Now, let’s start a ride to Bitcoin revolution.

1. Acquire Bitcoin:

If you want to acquire bitcoin, there are three ways users by users.

Accept Bitcoin Payments:

Through merchant, solutions get start to accepting Bitcoin payments. There are more than 100,000 retailers who accept the bitcoin as a payment. These retailers hold high-profile business like Amazon, Tesla, Microsoft

Bitcoin Mining:

Bitcoin mining is same like gold mining. Gold mining is in hardware services whereas Bitcoin mining is done on the Bitcoin network. So what do you conclude; Tools for Bitcoin mining are gold pans or buckets?

No, Bitcoin tools include a powerful PC and specialized software. You can easily mine Bitcoin by solving the complex math puzzle. When miners successfully solve the puzzle, they get the reward of 25 bitcoins which becomes half every four years.

Purchasing Bitcoin:

Now, you have to purchase Bitcoin using cash from Bitcoin exchange and after that, your Bitcoin wallet.

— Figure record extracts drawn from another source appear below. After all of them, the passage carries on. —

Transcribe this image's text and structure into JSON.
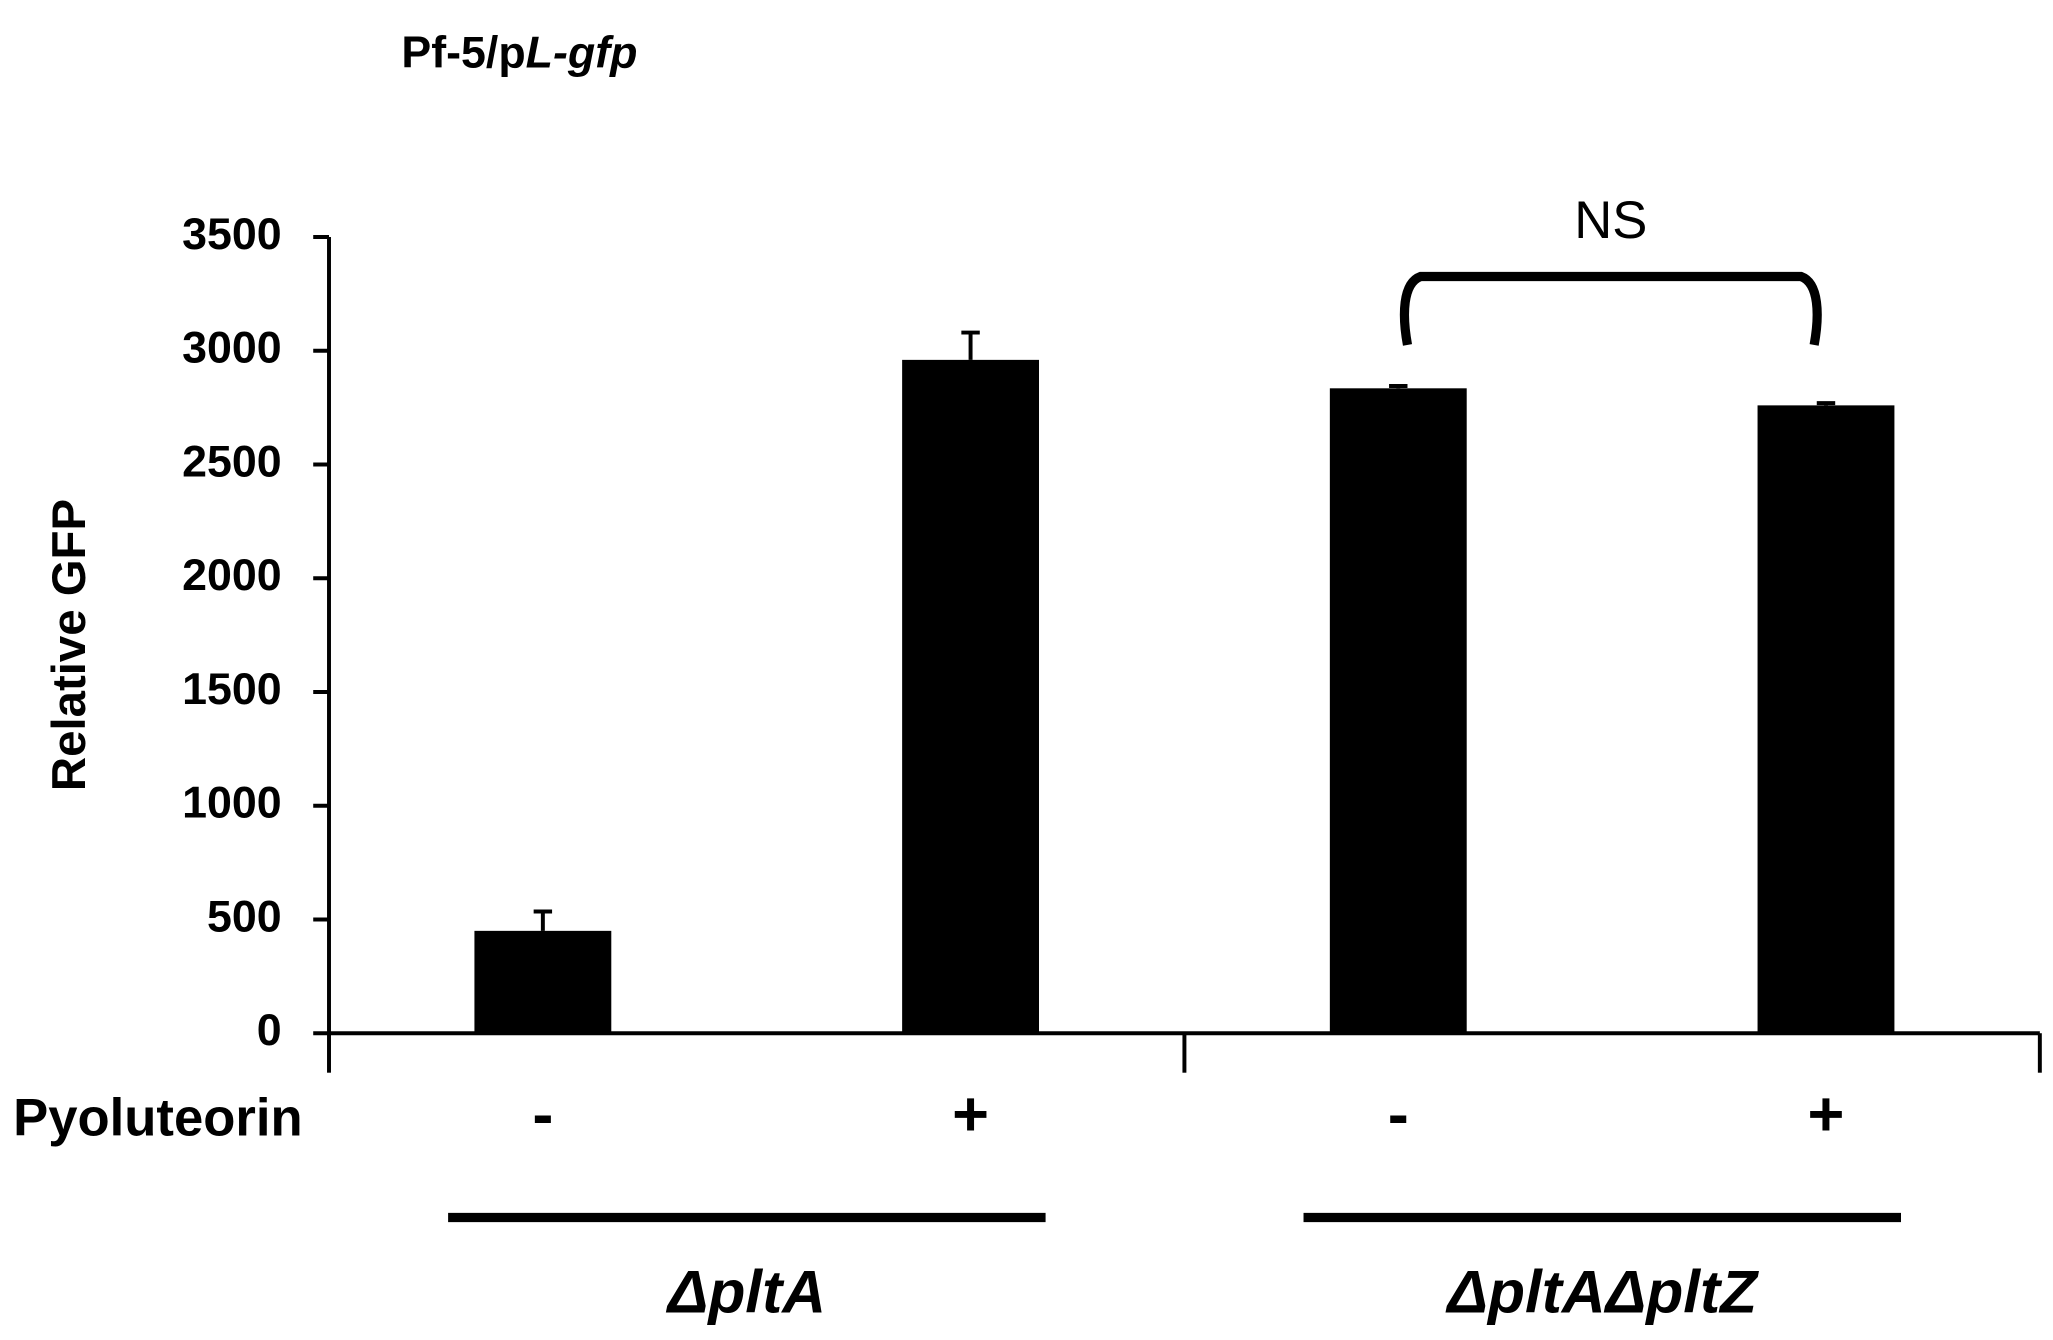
{
  "chart_data": {
    "type": "bar",
    "title_parts": [
      {
        "text": "Pf-5/p"
      },
      {
        "text": "L-gfp",
        "italic": true
      }
    ],
    "y_label": "Relative GFP",
    "row_label": "Pyoluteorin",
    "categories": [
      "-",
      "+",
      "-",
      "+"
    ],
    "values": [
      450,
      2960,
      2835,
      2760
    ],
    "errors": [
      85,
      120,
      10,
      10
    ],
    "color": "#000000",
    "groups": [
      {
        "label": "ΔpltA"
      },
      {
        "label": "ΔpltAΔpltZ"
      }
    ],
    "annotation": "NS",
    "ylim": [
      0,
      3500
    ],
    "yticks": [
      0,
      500,
      1000,
      1500,
      2000,
      2500,
      3000,
      3500
    ],
    "grid": false
  }
}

2. Engaged in Bitcoin Services:

The venture capitalist Tim Draper says, “Bitcoin world is this new ecosystem where it doesn’t cost that much to start a new Bitcoin company. It doesn’t cost much to start owning Bitcoin either, and it is a much more efficient way of moving money around the world.”

The most desirable aspect of Bitcoin is to start your own business with low cost.

If you have no idea how to start and where to start with Bitcoin. Then observe the current performance of expertise of Bitcoin.

Bitcoin payment processors and digital or hardware wallet services are used for this purpose.

3. Provide Solutions for Acceptance:

If you can create a way to convince non-users to use Bitcoin, you are onto the winner.

4. Leverage Blockchain Technology:

For many financial institutions, the blockchain recording system holds promise as a secure, improved and transparent method to speed up transactions, cut costs, and eliminate fraud. Because of this, organizations are looking for ways to leverage blockchain technology for their own businesses.

5. Invest in Bitcoin:

Bitcoin is limited in number - 21 million to be precise. So, being an investor, you must know that increase in demand leads to the limited supply, hence the higher prices. If you are looking for a long-term solution for your financial problems, investing in Bitcoin is the best way.